In 1989, Rapoport received a grant from the California Arts Council via Carl Loeffler and Fred Truck’s Art Com Electronic Network (ACEN) for the production of an online version of Digital Mudra Diskette (1988), an art book with software that recreated her original gallery-based, computer-mediated interactive installation Digital Mudra (1987-89). This work was first published online in 1989, predating the World Wide Web protocol. The Web Art project now available on Rapoport’s site is an updated version re-published in 1998 to accommodate evolving technologies.

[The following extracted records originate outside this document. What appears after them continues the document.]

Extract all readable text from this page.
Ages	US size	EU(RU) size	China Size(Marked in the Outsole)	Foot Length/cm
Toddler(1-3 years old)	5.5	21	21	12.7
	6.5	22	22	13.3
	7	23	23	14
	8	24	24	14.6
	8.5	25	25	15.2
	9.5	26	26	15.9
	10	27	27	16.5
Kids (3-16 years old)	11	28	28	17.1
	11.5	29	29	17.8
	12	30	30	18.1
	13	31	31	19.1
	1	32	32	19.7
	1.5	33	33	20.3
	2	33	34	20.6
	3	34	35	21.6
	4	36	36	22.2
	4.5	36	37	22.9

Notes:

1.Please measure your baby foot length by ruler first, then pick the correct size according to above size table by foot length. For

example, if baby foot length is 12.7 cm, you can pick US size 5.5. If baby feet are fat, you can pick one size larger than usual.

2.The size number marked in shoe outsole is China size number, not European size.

Digital Mudra originated with a collection of photographs of participants’ hand gestures gathered during Rapoport’s early computer-assisted interactive performance Biorhythm (1980-84). In the gallery-based version of Digital Mudra (1987, Kala Art Institute, Berkeley) the repurposed photographs were correlated with similar gestures appropriated from the South Indian Mudra gesture language, as advised by lauded, Berkeley-based Kathakali dancer K.P. Kunhiraman (1931-2014) . Verbal expressions accompanying the Western gestures were juxtaposed with the meanings of their corresponding Mudra.

In this interactive Web Art project, viewers are asked to make their own selection of Mudra gestures, which are then correlated with phrases from the poetry of Rabindranath Tagore (1861-1941).

In 2010, Rapoport returned to Digital Mudra, publishing Digital Mudra – Extended, a blog post that analyzed contemporary newspaper photographs using the Mudra gesture language.